J.S.: Manejé mucho la prensa de la ocupación en Francia. Recordaré siempre un artículo titulado: «París limpio de la lacra sefardí». Otro, que firmaba Bourreau (Verdugo), era un cuento futurista que decía «en el Jardín Botánico se exhibe el último judío, el nazismo ha triunfado en todo el mundo». En esa prensa se podía ver la impunidad de toda esa gente. Conocemos lo que decían Céline, Brasilach, Drieu de la Rochelle, pero no de tantos que tuvieron un comportamiento igualmente deplorable. Expresaron la curiosa relación del antisemita con sus compatriotas de origen judío, mezcla de fascinación y envidia.

P.: ¿Usted es judía?

J.S.: No. Vengo de una familia materna muy extraña, muy de descreídos, que se bautizaron tarde y tuvieron que hacerlo para poder casarse. Eran católicos, no practicantes y por temor, que tenían simpatía por la religión judía.

P.: Pocos escritores españoles han tratado el tema del nazismo: Jorge Semprún, Max Aub, recientemente Muñoz Molina...

J.S.: Efectivamente, y es históricamente injusto con los 11 mil compatriotas que estuvieron en campos nazis, en la resistencia francesa, que tuvieron un compromiso con Occidente. Ahora hay interés en volver a sentir a España unida al resto de Europa. La gente muy joven en España sabe de la shoa lo que vio en el cine de Hollywood y poco más, no sabe que entre nosotros hubo también deportaciones. El siglo XX fue tan rico culturalmente, pero tan nefasto que nos creó inseguridad, luego de Auschwitz se tiene conciencia de que ya toda barbarie es posible.

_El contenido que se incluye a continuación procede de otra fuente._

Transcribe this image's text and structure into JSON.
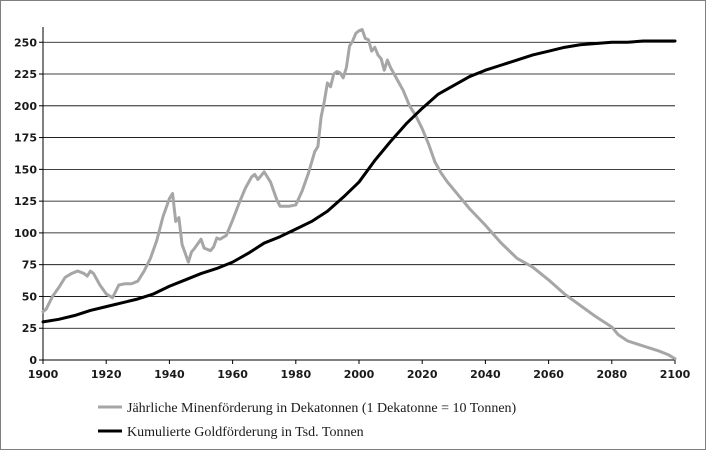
{
  "chart_data": {
    "type": "line",
    "title": "",
    "xlabel": "",
    "ylabel": "",
    "xlim": [
      1900,
      2100
    ],
    "ylim": [
      0,
      262
    ],
    "xticks": [
      1900,
      1920,
      1940,
      1960,
      1980,
      2000,
      2020,
      2040,
      2060,
      2080,
      2100
    ],
    "yticks": [
      0,
      25,
      50,
      75,
      100,
      125,
      150,
      175,
      200,
      225,
      250
    ],
    "grid": "horizontal",
    "legend": "bottom",
    "series": [
      {
        "name": "Jährliche Minenförderung in Dekatonnen (1 Dekatonne = 10 Tonnen)",
        "color": "#a6a6a6",
        "x": [
          1900,
          1901,
          1903,
          1905,
          1907,
          1909,
          1911,
          1913,
          1914,
          1915,
          1916,
          1918,
          1920,
          1922,
          1924,
          1926,
          1928,
          1930,
          1932,
          1934,
          1936,
          1938,
          1940,
          1941,
          1942,
          1943,
          1944,
          1946,
          1947,
          1948,
          1950,
          1951,
          1952,
          1953,
          1954,
          1955,
          1956,
          1958,
          1960,
          1962,
          1964,
          1966,
          1967,
          1968,
          1970,
          1972,
          1974,
          1975,
          1976,
          1978,
          1980,
          1982,
          1984,
          1986,
          1987,
          1988,
          1989,
          1990,
          1991,
          1992,
          1993,
          1994,
          1995,
          1996,
          1997,
          1998,
          1999,
          2000,
          2001,
          2002,
          2003,
          2004,
          2005,
          2006,
          2007,
          2008,
          2009,
          2010,
          2012,
          2014,
          2016,
          2018,
          2020,
          2022,
          2024,
          2026,
          2028,
          2030,
          2035,
          2040,
          2045,
          2050,
          2055,
          2060,
          2065,
          2070,
          2075,
          2080,
          2082,
          2085,
          2090,
          2095,
          2098,
          2100
        ],
        "values": [
          38,
          40,
          50,
          57,
          65,
          68,
          70,
          68,
          66,
          70,
          68,
          59,
          52,
          49,
          59,
          60,
          60,
          62,
          70,
          80,
          94,
          113,
          127,
          131,
          109,
          112,
          91,
          77,
          85,
          88,
          95,
          88,
          87,
          86,
          89,
          96,
          95,
          98,
          110,
          123,
          135,
          144,
          146,
          142,
          148,
          140,
          126,
          121,
          121,
          121,
          122,
          133,
          147,
          164,
          168,
          191,
          203,
          218,
          215,
          225,
          227,
          226,
          222,
          230,
          247,
          251,
          257,
          259,
          260,
          253,
          252,
          243,
          246,
          240,
          237,
          228,
          236,
          230,
          221,
          212,
          200,
          192,
          182,
          170,
          156,
          147,
          140,
          134,
          119,
          106,
          92,
          80,
          73,
          63,
          52,
          43,
          34,
          26,
          20,
          15,
          11,
          7,
          4,
          1
        ],
        "value_unit": "Dekatonnen"
      },
      {
        "name": "Kumulierte Goldförderung in Tsd. Tonnen",
        "color": "#000000",
        "x": [
          1900,
          1905,
          1910,
          1915,
          1920,
          1925,
          1930,
          1935,
          1940,
          1945,
          1950,
          1955,
          1960,
          1965,
          1970,
          1975,
          1980,
          1985,
          1990,
          1995,
          2000,
          2005,
          2010,
          2015,
          2020,
          2025,
          2030,
          2035,
          2040,
          2045,
          2050,
          2055,
          2060,
          2065,
          2070,
          2075,
          2080,
          2085,
          2090,
          2095,
          2100
        ],
        "values": [
          30,
          32,
          35,
          39,
          42,
          45,
          48,
          52,
          58,
          63,
          68,
          72,
          77,
          84,
          92,
          97,
          103,
          109,
          117,
          128,
          140,
          157,
          172,
          186,
          198,
          209,
          216,
          223,
          228,
          232,
          236,
          240,
          243,
          246,
          248,
          249,
          250,
          250,
          251,
          251,
          251
        ],
        "value_unit": "Tsd. Tonnen"
      }
    ]
  }
}
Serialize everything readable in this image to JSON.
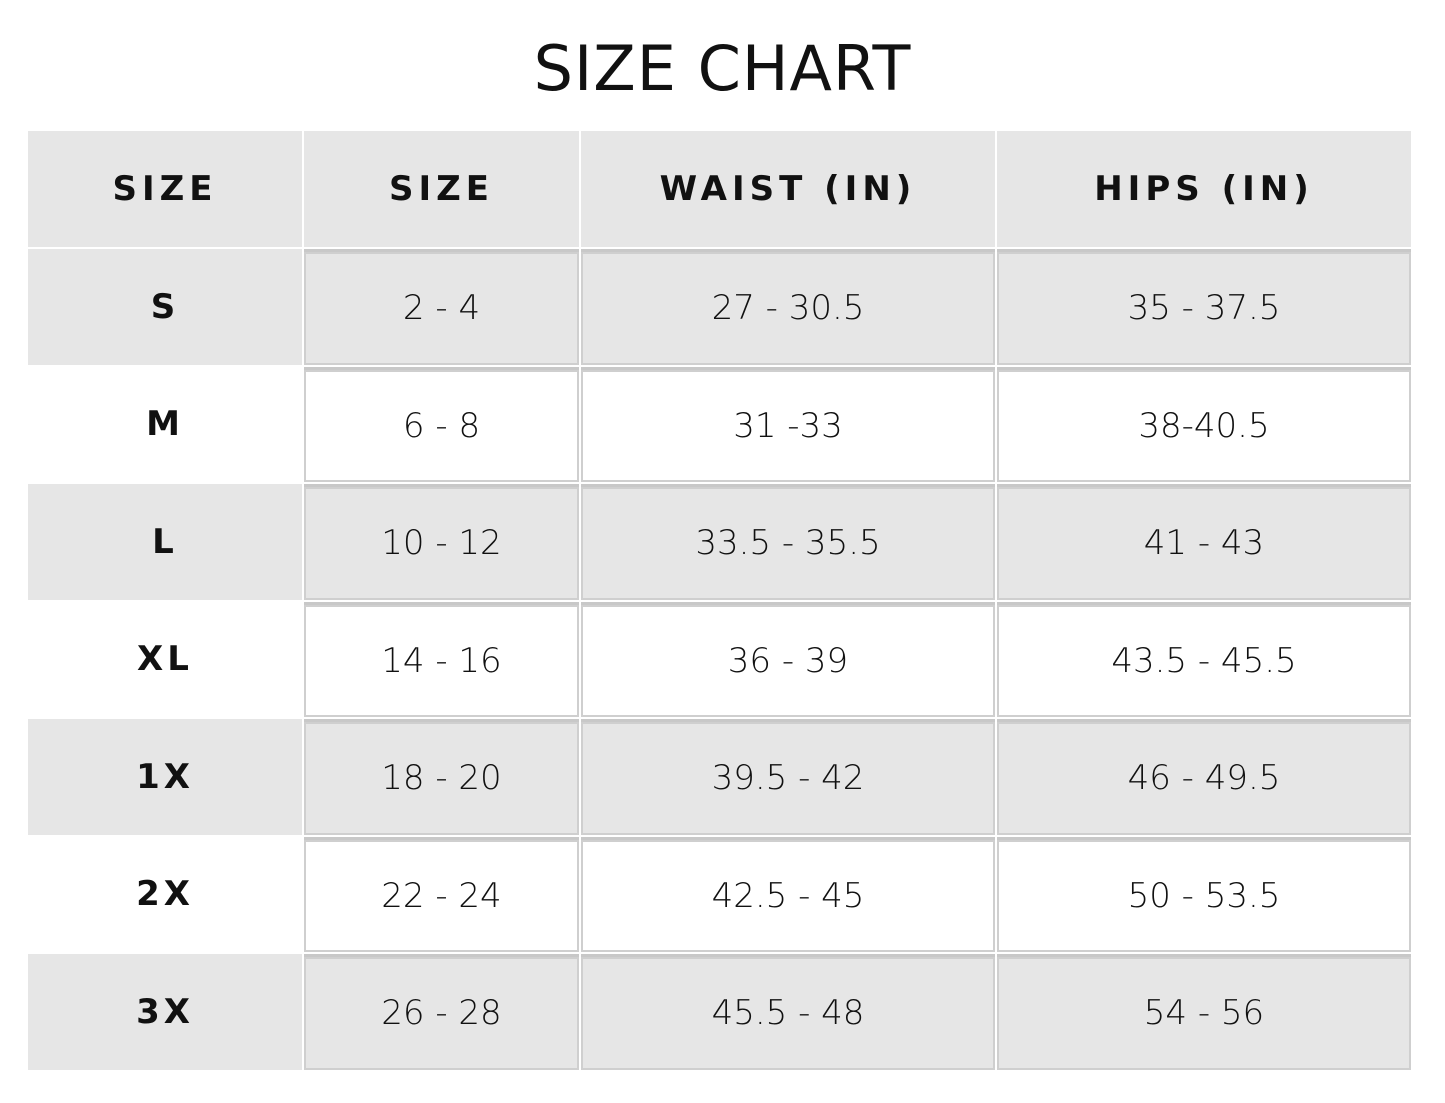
{
  "title": "SIZE CHART",
  "headers": [
    "SIZE",
    "SIZE",
    "WAIST (IN)",
    "HIPS (IN)"
  ],
  "rows": [
    {
      "size": "S",
      "num": "2 - 4",
      "waist": "27 - 30.5",
      "hips": "35 - 37.5"
    },
    {
      "size": "M",
      "num": "6 - 8",
      "waist": "31 -33",
      "hips": "38-40.5"
    },
    {
      "size": "L",
      "num": "10 - 12",
      "waist": "33.5 - 35.5",
      "hips": "41 - 43"
    },
    {
      "size": "XL",
      "num": "14 - 16",
      "waist": "36 - 39",
      "hips": "43.5 - 45.5"
    },
    {
      "size": "1X",
      "num": "18 - 20",
      "waist": "39.5 - 42",
      "hips": "46 - 49.5"
    },
    {
      "size": "2X",
      "num": "22 - 24",
      "waist": "42.5 - 45",
      "hips": "50 - 53.5"
    },
    {
      "size": "3X",
      "num": "26 - 28",
      "waist": "45.5 - 48",
      "hips": "54 - 56"
    }
  ],
  "colors": {
    "shaded_row": "#e6e6e6",
    "border": "#cfcfcf"
  }
}
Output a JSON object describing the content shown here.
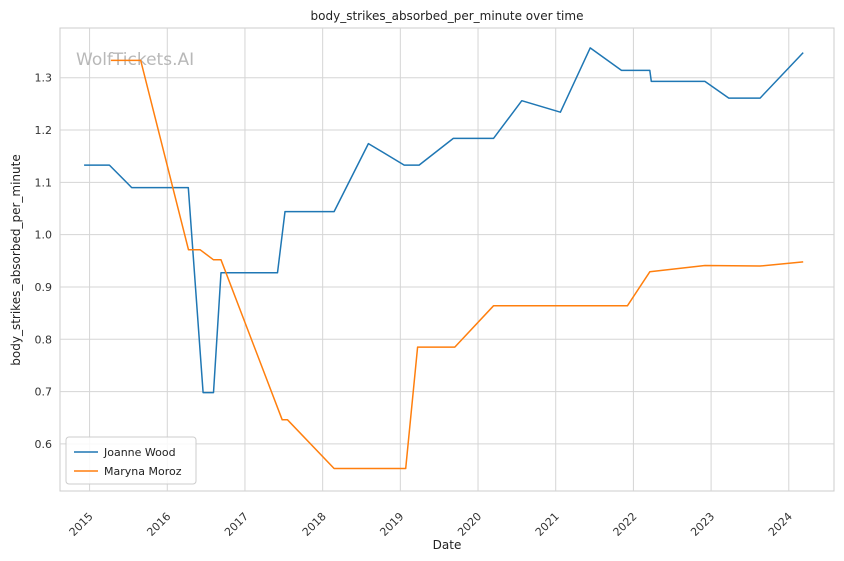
{
  "chart_data": {
    "type": "line",
    "title": "body_strikes_absorbed_per_minute over time",
    "xlabel": "Date",
    "ylabel": "body_strikes_absorbed_per_minute",
    "watermark": "WolfTickets.AI",
    "x_ticks": [
      "2015",
      "2016",
      "2017",
      "2018",
      "2019",
      "2020",
      "2021",
      "2022",
      "2023",
      "2024"
    ],
    "y_ticks": [
      "0.6",
      "0.7",
      "0.8",
      "0.9",
      "1.0",
      "1.1",
      "1.2",
      "1.3"
    ],
    "xlim": [
      "2014-08-15",
      "2024-08-01"
    ],
    "ylim": [
      0.51,
      1.395
    ],
    "grid": true,
    "legend_position": "lower-left",
    "series": [
      {
        "name": "Joanne Wood",
        "color": "#1f77b4",
        "points": [
          [
            "2014-12-06",
            1.133
          ],
          [
            "2015-04-04",
            1.133
          ],
          [
            "2015-07-18",
            1.09
          ],
          [
            "2016-04-09",
            1.09
          ],
          [
            "2016-06-18",
            0.698
          ],
          [
            "2016-08-06",
            0.698
          ],
          [
            "2016-09-10",
            0.927
          ],
          [
            "2017-06-03",
            0.927
          ],
          [
            "2017-07-08",
            1.044
          ],
          [
            "2018-02-24",
            1.044
          ],
          [
            "2018-08-04",
            1.174
          ],
          [
            "2019-01-19",
            1.133
          ],
          [
            "2019-03-30",
            1.133
          ],
          [
            "2019-09-07",
            1.184
          ],
          [
            "2020-03-14",
            1.184
          ],
          [
            "2020-07-25",
            1.256
          ],
          [
            "2021-01-23",
            1.234
          ],
          [
            "2021-06-12",
            1.357
          ],
          [
            "2021-11-06",
            1.314
          ],
          [
            "2022-03-19",
            1.314
          ],
          [
            "2022-03-26",
            1.293
          ],
          [
            "2022-12-03",
            1.293
          ],
          [
            "2023-03-25",
            1.261
          ],
          [
            "2023-08-19",
            1.261
          ],
          [
            "2024-03-09",
            1.348
          ]
        ]
      },
      {
        "name": "Maryna Moroz",
        "color": "#ff7f0e",
        "points": [
          [
            "2015-04-11",
            1.333
          ],
          [
            "2015-08-29",
            1.333
          ],
          [
            "2016-04-10",
            0.971
          ],
          [
            "2016-06-04",
            0.971
          ],
          [
            "2016-08-06",
            0.952
          ],
          [
            "2016-09-10",
            0.952
          ],
          [
            "2017-06-25",
            0.646
          ],
          [
            "2017-07-20",
            0.646
          ],
          [
            "2018-02-24",
            0.553
          ],
          [
            "2019-01-26",
            0.553
          ],
          [
            "2019-03-23",
            0.785
          ],
          [
            "2019-09-14",
            0.785
          ],
          [
            "2020-03-14",
            0.864
          ],
          [
            "2021-12-04",
            0.864
          ],
          [
            "2022-03-19",
            0.929
          ],
          [
            "2022-12-03",
            0.941
          ],
          [
            "2023-08-19",
            0.94
          ],
          [
            "2024-03-09",
            0.948
          ]
        ]
      }
    ]
  }
}
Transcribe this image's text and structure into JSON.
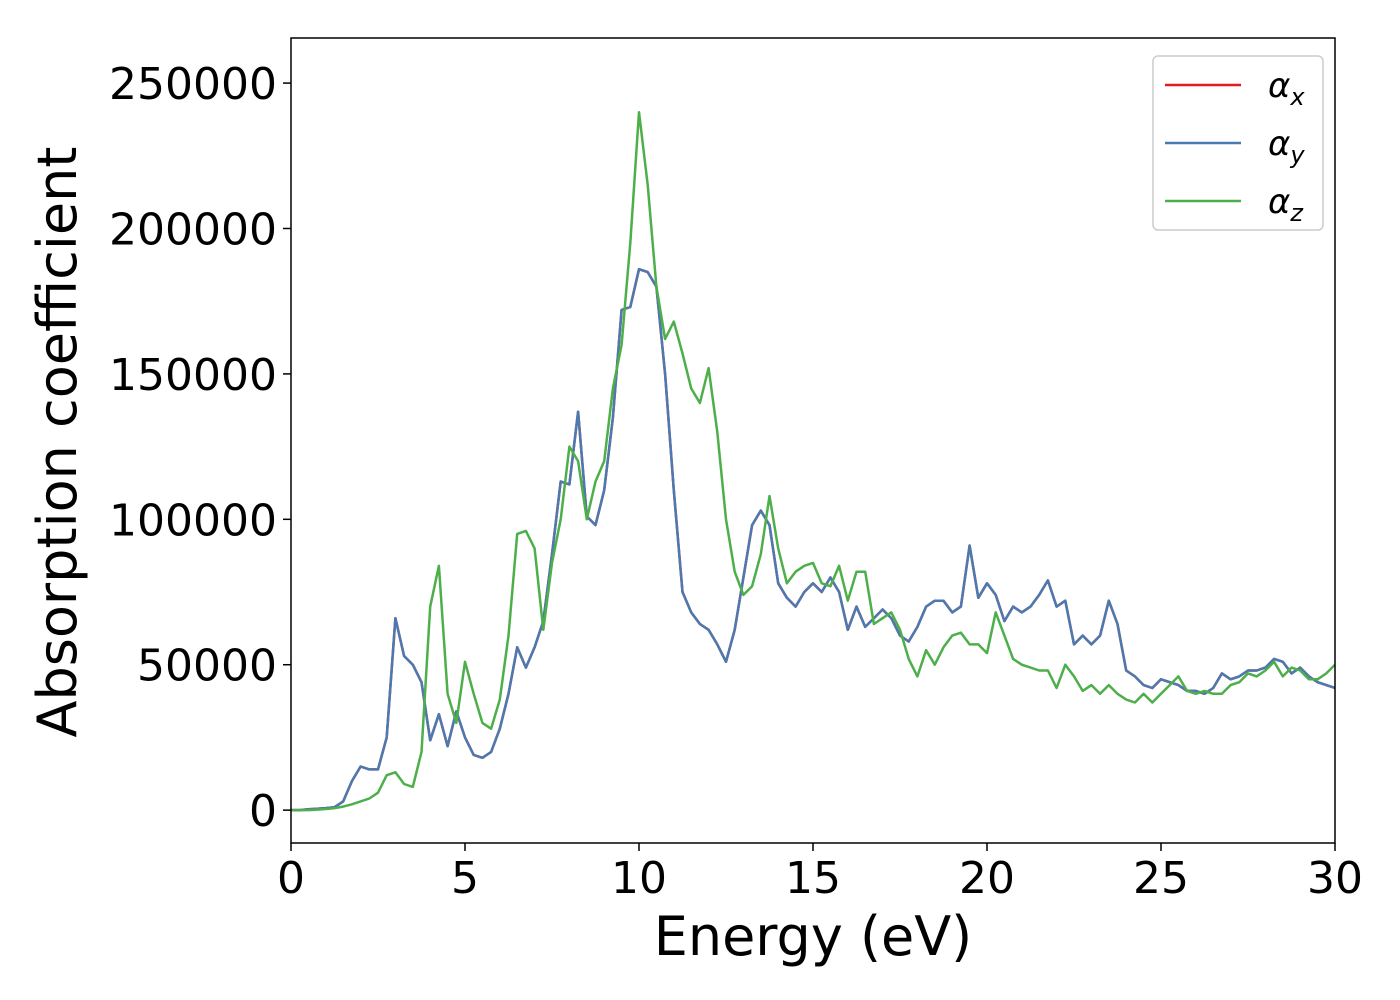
{
  "chart_data": {
    "type": "line",
    "xlabel": "Energy (eV)",
    "ylabel": "Absorption coefficient",
    "x": [
      0,
      0.25,
      0.5,
      0.75,
      1,
      1.25,
      1.5,
      1.75,
      2,
      2.25,
      2.5,
      2.75,
      3,
      3.25,
      3.5,
      3.75,
      4,
      4.25,
      4.5,
      4.75,
      5,
      5.25,
      5.5,
      5.75,
      6,
      6.25,
      6.5,
      6.75,
      7,
      7.25,
      7.5,
      7.75,
      8,
      8.25,
      8.5,
      8.75,
      9,
      9.25,
      9.5,
      9.75,
      10,
      10.25,
      10.5,
      10.75,
      11,
      11.25,
      11.5,
      11.75,
      12,
      12.25,
      12.5,
      12.75,
      13,
      13.25,
      13.5,
      13.75,
      14,
      14.25,
      14.5,
      14.75,
      15,
      15.25,
      15.5,
      15.75,
      16,
      16.25,
      16.5,
      16.75,
      17,
      17.25,
      17.5,
      17.75,
      18,
      18.25,
      18.5,
      18.75,
      19,
      19.25,
      19.5,
      19.75,
      20,
      20.25,
      20.5,
      20.75,
      21,
      21.25,
      21.5,
      21.75,
      22,
      22.25,
      22.5,
      22.75,
      23,
      23.25,
      23.5,
      23.75,
      24,
      24.25,
      24.5,
      24.75,
      25,
      25.25,
      25.5,
      25.75,
      26,
      26.25,
      26.5,
      26.75,
      27,
      27.25,
      27.5,
      27.75,
      28,
      28.25,
      28.5,
      28.75,
      29,
      29.25,
      29.5,
      29.75,
      30
    ],
    "series": [
      {
        "name": "αx",
        "color": "#e41a1c",
        "values": [
          0,
          0,
          300,
          500,
          700,
          1000,
          3000,
          10000,
          15000,
          14000,
          14000,
          25000,
          66000,
          53000,
          50000,
          44000,
          24000,
          33000,
          22000,
          34000,
          25000,
          19000,
          18000,
          20000,
          28000,
          40000,
          56000,
          49000,
          56000,
          65000,
          88000,
          113000,
          112000,
          137000,
          101000,
          98000,
          110000,
          135000,
          172000,
          173000,
          186000,
          185000,
          180000,
          150000,
          110000,
          75000,
          68000,
          64000,
          62000,
          57000,
          51000,
          62000,
          80000,
          98000,
          103000,
          98000,
          78000,
          73000,
          70000,
          75000,
          78000,
          75000,
          80000,
          75000,
          62000,
          70000,
          63000,
          66000,
          69000,
          66000,
          60000,
          58000,
          63000,
          70000,
          72000,
          72000,
          68000,
          70000,
          91000,
          73000,
          78000,
          74000,
          65000,
          70000,
          68000,
          70000,
          74000,
          79000,
          70000,
          72000,
          57000,
          60000,
          57000,
          60000,
          72000,
          64000,
          48000,
          46000,
          43000,
          42000,
          45000,
          44000,
          43000,
          41000,
          41000,
          40000,
          42000,
          47000,
          45000,
          46000,
          48000,
          48000,
          49000,
          52000,
          51000,
          47000,
          49000,
          46000,
          44000,
          43000,
          42000
        ]
      },
      {
        "name": "αy",
        "color": "#4a7ab0",
        "values": [
          0,
          0,
          300,
          500,
          700,
          1000,
          3000,
          10000,
          15000,
          14000,
          14000,
          25000,
          66000,
          53000,
          50000,
          44000,
          24000,
          33000,
          22000,
          34000,
          25000,
          19000,
          18000,
          20000,
          28000,
          40000,
          56000,
          49000,
          56000,
          65000,
          88000,
          113000,
          112000,
          137000,
          101000,
          98000,
          110000,
          135000,
          172000,
          173000,
          186000,
          185000,
          180000,
          150000,
          110000,
          75000,
          68000,
          64000,
          62000,
          57000,
          51000,
          62000,
          80000,
          98000,
          103000,
          98000,
          78000,
          73000,
          70000,
          75000,
          78000,
          75000,
          80000,
          75000,
          62000,
          70000,
          63000,
          66000,
          69000,
          66000,
          60000,
          58000,
          63000,
          70000,
          72000,
          72000,
          68000,
          70000,
          91000,
          73000,
          78000,
          74000,
          65000,
          70000,
          68000,
          70000,
          74000,
          79000,
          70000,
          72000,
          57000,
          60000,
          57000,
          60000,
          72000,
          64000,
          48000,
          46000,
          43000,
          42000,
          45000,
          44000,
          43000,
          41000,
          41000,
          40000,
          42000,
          47000,
          45000,
          46000,
          48000,
          48000,
          49000,
          52000,
          51000,
          47000,
          49000,
          46000,
          44000,
          43000,
          42000
        ]
      },
      {
        "name": "αz",
        "color": "#4daf4a",
        "values": [
          0,
          0,
          0,
          200,
          400,
          700,
          1200,
          2000,
          3000,
          4000,
          6000,
          12000,
          13000,
          9000,
          8000,
          20000,
          70000,
          84000,
          40000,
          30000,
          51000,
          40000,
          30000,
          28000,
          38000,
          60000,
          95000,
          96000,
          90000,
          62000,
          85000,
          100000,
          125000,
          120000,
          100000,
          113000,
          120000,
          145000,
          160000,
          195000,
          240000,
          215000,
          180000,
          162000,
          168000,
          157000,
          145000,
          140000,
          152000,
          130000,
          100000,
          82000,
          74000,
          77000,
          88000,
          108000,
          90000,
          78000,
          82000,
          84000,
          85000,
          78000,
          77000,
          84000,
          72000,
          82000,
          82000,
          64000,
          66000,
          68000,
          62000,
          52000,
          46000,
          55000,
          50000,
          56000,
          60000,
          61000,
          57000,
          57000,
          54000,
          68000,
          60000,
          52000,
          50000,
          49000,
          48000,
          48000,
          42000,
          50000,
          46000,
          41000,
          43000,
          40000,
          43000,
          40000,
          38000,
          37000,
          40000,
          37000,
          40000,
          43000,
          46000,
          41000,
          40000,
          41000,
          40000,
          40000,
          43000,
          44000,
          47000,
          46000,
          48000,
          51000,
          46000,
          49000,
          48000,
          45000,
          45000,
          47000,
          50000
        ]
      }
    ],
    "xlim": [
      0,
      30
    ],
    "xticks": [
      0,
      5,
      10,
      15,
      20,
      25,
      30
    ],
    "ylim": [
      -11300,
      265500
    ],
    "yticks": [
      0,
      50000,
      100000,
      150000,
      200000,
      250000
    ],
    "legend": "upper right"
  }
}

P.: ¿Se rompió el silencio sobre el Holocausto que había en España?

J.S.: Es lo que dijo Antonio Muñóz Molina cuando presentó su novela «Sefard», donde rescata la vida de Víctor Klemperer. Kafka y su novia Milena, Primo Levi, entre otros, y marca el olvido de la rica presencia judía en España. Los que escribimos sobre estos temas nacimos y somos del siglo XX, desde Semprún a Jorge Volpi o Muñoz Molina, y necesitamos de la reflexión para saber la tierra que se pisa y lo que se es.

P.: Resulta curioso su interés por la tierra de orígen y la propia identidad que podrían pensarse como temas tipicamente nacionalistas...

J.S.: Una cosa son los nacionalismos desastrosos y otra saber qué somos, y nosotros somos fundamentalmente memoria. Y por tanto debemos luchar porque semejantes barbaries no vuelvan a suceder. Cuando hoy leo términos como «limpieza étnica» siento pavor. Los seres humanos somos los únicos capaces de repetir los errores y los horrores.